"Richard Smith" wrote in message
Rifled Muzzle Loader - RML64lb 64cwt
Did someone on the thread about Cornish beam engines (cornish-cycle
beam engines) reference in construction techniques about the
1860's-ish rifled muzzle loader artillery / guns of the time?
There's loads of them lying around where I am working.
There's (at least) one outside the base which I could photograph -
but we are living in "the land of perpetual darkness" right now near
the winter solstice, from going to work and coming back from work.
However, wikipedia page shows exactly the same
Made of concentric cylinders of wrought iron.
Heat-shrunk on concentrically?
Apparently the then propellant was faster-burning than you'd like for
a propellant, leading to a short fat "bottle-shaped" gun and robbing
advantage from a breech-loader. Where whatever mechanism could
withstand that pressure / force was so clumsy and slow to operate that
firing rate was no greater anyway. And your barrel was short for
ramming a shell down it from the muzzle.
As far as I've read, one of the limits capping-off the evolution of
the Cornish beam engine by 1850-ish with about 50psi (3bars) operating
pressure is that is you have a higher operating pressure and a shorter
steam cut-off early in the stroke for maximum expansion, the initial
"jolt" force on the beam was too great, and they had to "ease off"
from "duty" of over 100million (foot-pounds of water to a bushel of
coal). Reliability - cracking the (cast-iron) beam and the mine
flooding as you had to replace it - seems dropped back to "duty" of
about 80million and accepted bit higher coal consumption in return for
the decades-long reliability.
I referred to Armstrong's preceding RBL, Rifled Breech Loader, which he
didn't consider safe for sizes over 12 pounder, apparently due to its
longitudinally forge welded wrought iron barrel. The surrounding rings were
only a partial solution. The 110 pounder version on HMS Warrior was fired
with reduced charges that greatly reduced the shell's range and
effectiveness. Although this claims the reduction was due to poor obturation
I think I've seen evidence that it was also to avoid barrel explosions. The
RML replaced the RBL after it didn't live up to its promises.

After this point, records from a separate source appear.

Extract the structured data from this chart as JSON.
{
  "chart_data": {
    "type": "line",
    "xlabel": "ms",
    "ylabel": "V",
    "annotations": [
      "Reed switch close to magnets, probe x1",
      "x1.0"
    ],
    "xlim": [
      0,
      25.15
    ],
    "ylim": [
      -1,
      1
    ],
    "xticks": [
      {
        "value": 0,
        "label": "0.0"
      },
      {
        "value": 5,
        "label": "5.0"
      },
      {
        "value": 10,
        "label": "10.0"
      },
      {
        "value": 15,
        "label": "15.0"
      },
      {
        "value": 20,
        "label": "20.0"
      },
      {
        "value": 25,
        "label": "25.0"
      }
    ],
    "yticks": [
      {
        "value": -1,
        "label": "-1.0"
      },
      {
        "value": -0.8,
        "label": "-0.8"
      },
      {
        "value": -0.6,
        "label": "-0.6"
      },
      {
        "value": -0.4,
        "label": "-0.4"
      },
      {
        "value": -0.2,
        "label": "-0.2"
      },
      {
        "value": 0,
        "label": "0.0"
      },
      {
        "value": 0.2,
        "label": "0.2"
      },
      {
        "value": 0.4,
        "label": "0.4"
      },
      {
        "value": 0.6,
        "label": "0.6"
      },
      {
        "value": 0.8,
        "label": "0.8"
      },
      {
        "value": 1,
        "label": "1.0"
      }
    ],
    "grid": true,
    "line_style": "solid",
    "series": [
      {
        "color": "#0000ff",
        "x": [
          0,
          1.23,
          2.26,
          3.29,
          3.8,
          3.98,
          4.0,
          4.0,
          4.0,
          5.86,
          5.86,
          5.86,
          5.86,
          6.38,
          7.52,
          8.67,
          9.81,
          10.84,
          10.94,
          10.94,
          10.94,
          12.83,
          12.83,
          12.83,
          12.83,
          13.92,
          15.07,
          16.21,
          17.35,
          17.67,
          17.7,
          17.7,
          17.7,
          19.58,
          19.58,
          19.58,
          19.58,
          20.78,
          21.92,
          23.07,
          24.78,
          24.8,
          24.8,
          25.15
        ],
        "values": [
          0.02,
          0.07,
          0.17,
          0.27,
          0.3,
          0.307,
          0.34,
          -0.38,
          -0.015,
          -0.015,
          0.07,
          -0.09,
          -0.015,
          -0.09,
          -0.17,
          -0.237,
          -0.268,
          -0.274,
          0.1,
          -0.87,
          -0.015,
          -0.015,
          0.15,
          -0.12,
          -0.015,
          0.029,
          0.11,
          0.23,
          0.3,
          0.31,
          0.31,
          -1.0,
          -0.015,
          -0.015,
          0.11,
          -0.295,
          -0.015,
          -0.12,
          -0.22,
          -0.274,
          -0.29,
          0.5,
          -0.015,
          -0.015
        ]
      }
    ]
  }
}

That was another example of the limitations of forge-welded wrought iron
under high stress. They couldn't know how much slag and flux had been
trapped in the weld until it broke, and apparently larger welds were worse.
In common with other contemporary designs the breech had problems that could
have been solved with a brass case for the charge. Military authorities
required decades of failed experimenting to convince them to waste that much
brass per shot.
Initially the base was iron, before they accepted that the entire case
needed to be one piece of brass. 0.577" is 24 gauge.
It was known at the time though not fully accepted that the burning rate
could be controlled by pressing the powder into cylinders with one or more
longitudinal holes. The powder burns on the surface and the outside area
decreases as the cylinder burns, while the holes become larger to
compensate. The bottle shape came from crude early measurements of peak
pressure along the bore. Prior to electronic strain gauges the only way to
determine it was to have the pressure deform little copper or lead slugs in
holes leading into the bore.
The inconsistency and relative weakness of wrought iron has been implicated
in the Titanic disaster. Central portions of the hull were joined with
hydraulically-driven steel rivets but at the ends where the huge riveter
wouldn't fit they were softer hand-driven wrought iron.
However the fatal leakage was into the #5 and #6 boiler rooms in the wide
part of the hull, below the first funnel. The whole front third of the hull
flooded. That part is now inaccessible, buried in mud. This survivor was
standing right beside the rupture in #6 and also observed and reported the
lesser damage in #5. He was ordered topside to help with the lifeboats after
his duty station flooded, as Titanic had far too few deckhands to both lower
and crew all of them. The ship's officers themselves were manhandling the
last spare lifeboat toward the davits when the top deck submerged under
The article I referenced mentioned that Cornish mining declined after 1850,
so perhaps less available capital prevented updating the engines with
stronger frames and beams. Cheap steel was still a few decades away.
Industry, locomotives and propeller-driven ships needed smaller, faster
rotating engines that could be better balanced and delivered a more constant
flow of power to a shaft. The compound engine had the potential to make
better use of high pressure steam than the Cornish beam engine, so although
it was a good design to operate a reciprocating pump rod it was a dead end
for other applications. US oil well pumps are still beam engines.